23.The application for reconsideration sets out the Applicant’s arguments in favour of release (which would have been rehearsed at the oral hearing). It then primarily argues that (a) since all professional witnesses supported release, (b) there is no further risk reduction work for the Applicant to do in custody and (c) the Applicant has developed some internal controls, then the decision not to release him is irrational.

 

24.On the first point, panels of the Parole Board are not obliged to adopt the opinions of professional witnesses on a prisoner’s suitability for release. It is the panel’s responsibility to make its own risk assessment and to evaluate the likely effectiveness of any risk management plan proposed. The panel must make up its own mind on the totality of the evidence that it hears, including any evidence from the prisoner. It would be failing in its duty to protect the public from serious harm if it failed to do just that. As was observed by the Divisional Court in DSD, panels have the expertise to do it. However, if a panel were to make a decision contrary to the opinions of all the professional witnesses, it is important, following Wells, that it should explain clearly its reasons for doing so and its stated reasons should be sufficient to justify its conclusions on the basis of the evidence before it.

 

25.The panel gave extensive reasons for disagreeing with the professional opinions advanced. It considered there was limited understanding of the Applicant’s personal triggers and motivations for offending. It was further concerned that the presence (and if so, the extent) of the Applicant’s sexual interest in children remained unaddressed. It was also concerned by the Applicant’s level of minimisation and victim blaming. It was not satisfied that the Applicant has developed sufficient internal controls to manage his risk. When considering the risk management plan, it noted many warning signs of escalating risk would be contingent upon the Applicant’s self-report and disagreed with the views of the witnesses on the extent to which he was able to be open and honest (given the minimisation and discrepancies in his accounts, which rendered him potentially an unreliable historian).

 

26.On the second point, the Parole Board is not involved in sentence planning. The question of whether there is further work available in custody is separate to that of risk and manageability.
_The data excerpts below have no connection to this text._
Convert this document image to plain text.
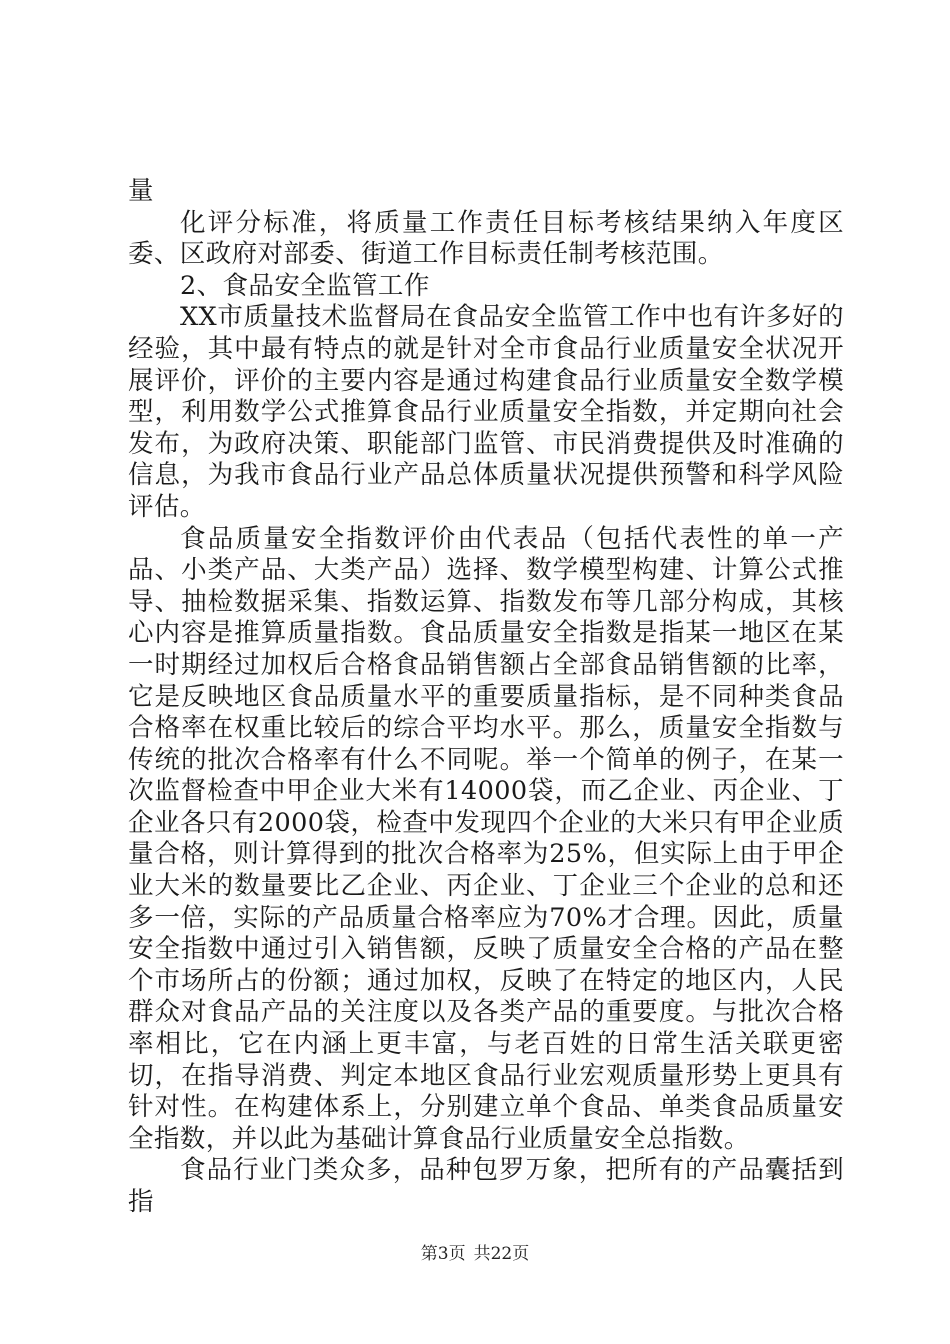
量

化评分标准，将质量工作责任目标考核结果纳入年度区委、区政府对部委、街道工作目标责任制考核范围。

2、食品安全监管工作

XX市质量技术监督局在食品安全监管工作中也有许多好的经验，其中最有特点的就是针对全市食品行业质量安全状况开展评价，评价的主要内容是通过构建食品行业质量安全数学模型，利用数学公式推算食品行业质量安全指数，并定期向社会发布，为政府决策、职能部门监管、市民消费提供及时准确的信息，为我市食品行业产品总体质量状况提供预警和科学风险评估。

食品质量安全指数评价由代表品（包括代表性的单一产品、小类产品、大类产品）选择、数学模型构建、计算公式推导、抽检数据采集、指数运算、指数发布等几部分构成，其核心内容是推算质量指数。食品质量安全指数是指某一地区在某一时期经过加权后合格食品销售额占全部食品销售额的比率，它是反映地区食品质量水平的重要质量指标，是不同种类食品合格率在权重比较后的综合平均水平。那么，质量安全指数与传统的批次合格率有什么不同呢。举一个简单的例子，在某一次监督检查中甲企业大米有14000袋，而乙企业、丙企业、丁企业各只有2000袋，检查中发现四个企业的大米只有甲企业质量合格，则计算得到的批次合格率为25%，但实际上由于甲企业大米的数量要比乙企业、丙企业、丁企业三个企业的总和还多一倍，实际的产品质量合格率应为70%才合理。因此，质量安全指数中通过引入销售额，反映了质量安全合格的产品在整个市场所占的份额；通过加权，反映了在特定的地区内，人民群众对食品产品的关注度以及各类产品的重要度。与批次合格率相比，它在内涵上更丰富，与老百姓的日常生活关联更密切，在指导消费、判定本地区食品行业宏观质量形势上更具有针对性。在构建体系上，分别建立单个食品、单类食品质量安全指数，并以此为基础计算食品行业质量安全总指数。

食品行业门类众多，品种包罗万象，把所有的产品囊括到指

第3页 共22页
To conclude otherwise would require the release of every prisoner that had completed all available interventions, regardless of whether those interventions had reduced that prisoner’s risk to a level at which release would be safe.

 

27.The third point is related to the second. While the Applicant may have developed some internal controls, it is for the panel to assess whether those controls are sufficiently well developed to protect the public (in connection with the external controls of the licence).

 

28.Overall, I find that the panel’s reasons are sound, thorough and reflect the written and oral evidence presented to it. I find the panel more than discharged its common law duty to give reasons under Wells and consequently find its decision was not irrational on that basis. The legal test for irrationality sets a high bar which this case does not meet. Mere disagreement with the outcome is insufficient to establish irrationality.

 

Decision

 

29.For the reasons set out above, the application for reconsideration is refused.